O trabalho interdisciplinar deve ser entendido não como se estivéssemos sentados à mesa da LA com um menu fixo e escolhendo o que comer (devemos começar com uma tigela de linguística e, a seguir, tentar psicologia como prato principal?), mas, ao contrário, como se estivéssemos naquele momento em um restaurante quando se está examinando o menu e um prato quente e aromático voa em nossa frente nas mãos de um garçom e me pergunto: o que estão comendo? Interdisciplinaridade tem a ver com movimento, fluidez e mudança. (PENNYCOOK, 2006, p.73)

Nesse sentido, o caráter interdisciplinar da LA ressalta a ideia de que cada contexto de pesquisa sobre o processo de ensino-aprendizagem deve ser analisado pontualmente, de modo que eventuais teorias poderão atravessar esses estudos, caso possam contribuir para a reflexão de uma prática social menos excludente. Trata-se de uma área de estudos que propõe alternativas que reflitam visões de mundo e ideologias, a partir de estudos que não colaborem com a “manutenção das injustiças sociais ao não situar seu trabalho nas contingências e vicissitudes sócio-históricas” (MOITA LOPES, 2006, p.21). Por isso nos inscrevemos nessa vertente da LA. Pensar alternativas para a realidade escolar a partir de reflexões teóricas que consideram os sujeitos inscritos nesses contextos com os agentes principais desse processo nos conforta.

Sabemos bem que muito do que se produz dentro da academia acaba por ressoar pouco ou nada na linha de frente da escola. Nesse sentido, ao defender que “politizar o ato de pesquisar e pensar alternativas para a vida social são parte intrínseca dos novos modos de teorizar e fazer

LA” (MOITA LOPES, 2006, p.22), esses estudos oferecem um terreno fértil para nossa reflexão. Constituída pelos princípios éticos da LA indisciplinar, essa pesquisa estabelece propostas para o ensino de literatura que transcendem os métodos tradicionalmente excludentes e elitistas que determinam a relação desse texto com o aluno.

O autor continua:

É assim que a LA precisa dialogar com teorias que têm levado a uma profunda reconsideração dos modos de produzir conhecimento em ciências sociais (cf. Signorini, 1998), na tentativa de compreender nossos tempos e de abrir espaço para visões alternativas ou para ouvir outras vozes que possam revigorar nossa vida social ou vê-la compreendida por outras histórias. Isso parece ser imperioso em uma área aplicada, que, em última análise, quer intervir na ou falar à prática social. (MOITA LOPES, 2006, p.23)

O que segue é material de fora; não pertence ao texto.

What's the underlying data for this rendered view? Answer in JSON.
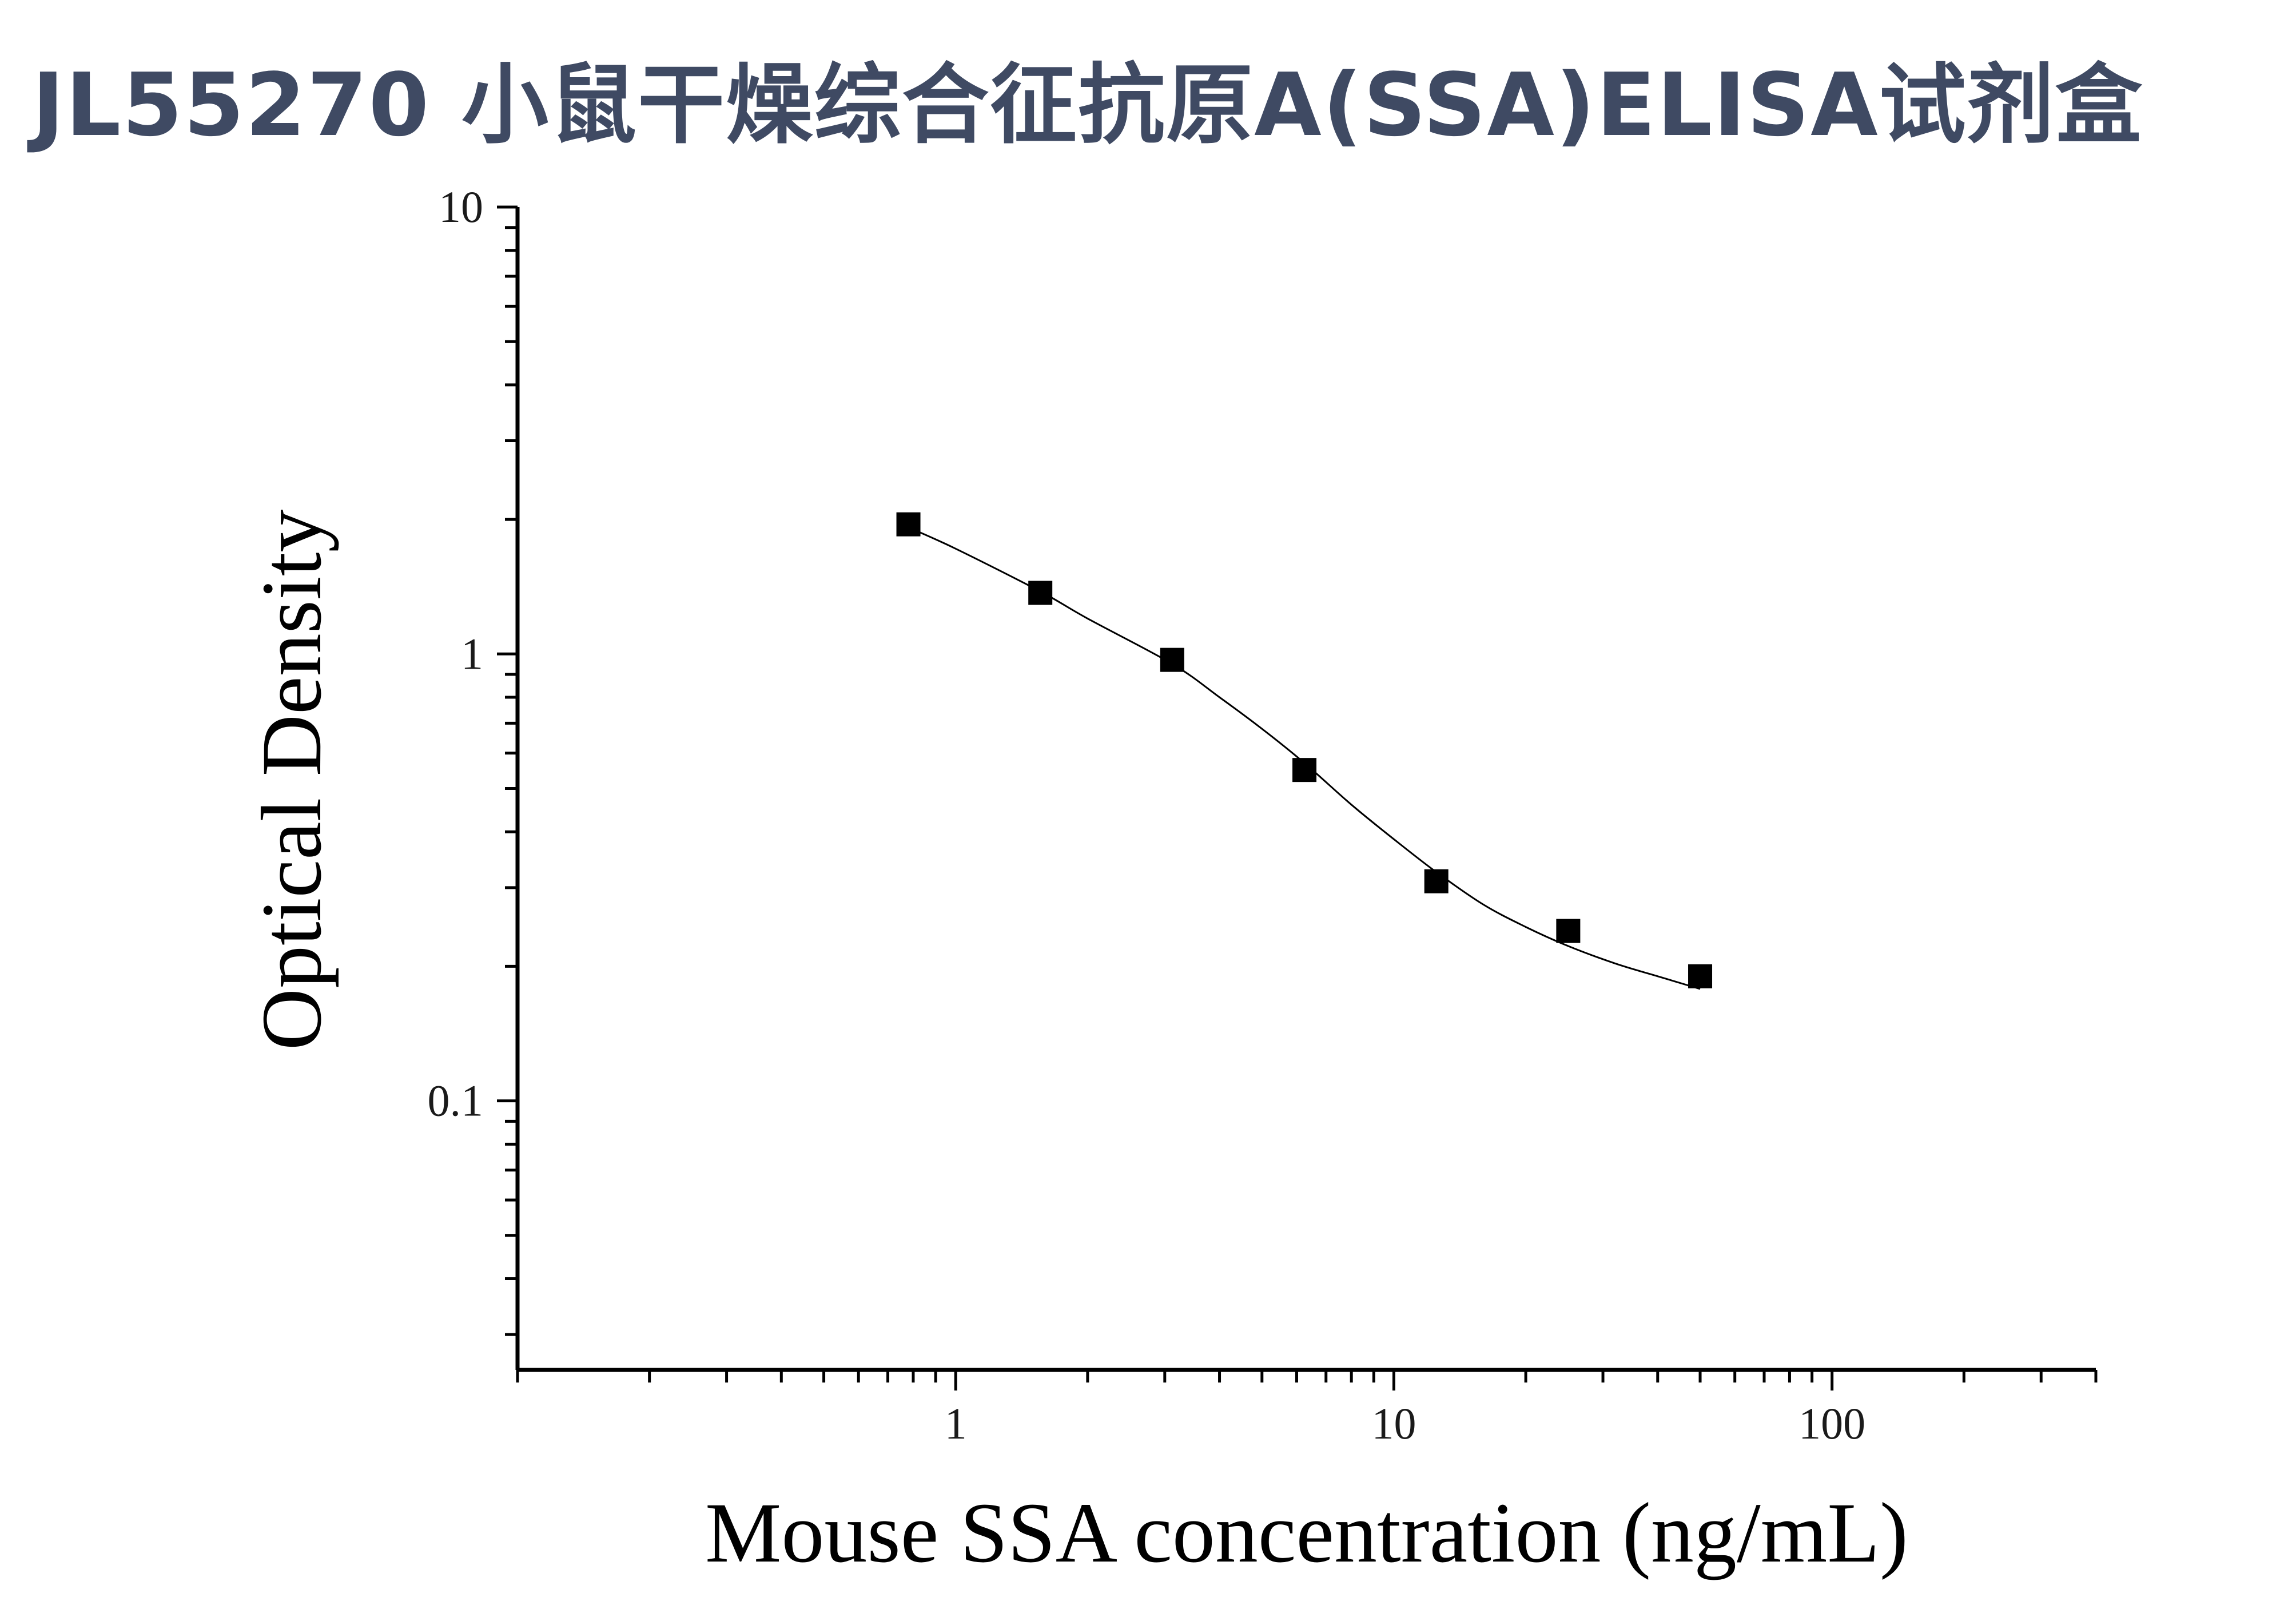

Desse modo, os referidos estudos rompem com LA tradicional, ao se estabelecer como uma LA “mestiça”, inter e transdisciplinar, autorreflexiva, como um conjunto de estudos que se engaja em problemas sociais os quais a linguagem tem papel determinante. Para Pennycook (2006, p.73), não se trata somente de um pluralismo inter-ou-transdisciplinar, mas ainda “um sentido mais ilícito de atravessar fronteiras proibidas, e talvez, no processo, começar a derrubar algumas dessas cercas disciplinares”. Jervis (1999) ainda ressalta que a transgressão interroga a lei, ao apontar os frequentes e arbitrários mecanismos de poder nos quais a lei se baseia para a produção de pretensões universalizantes, bem como de proibições com intenções escusas.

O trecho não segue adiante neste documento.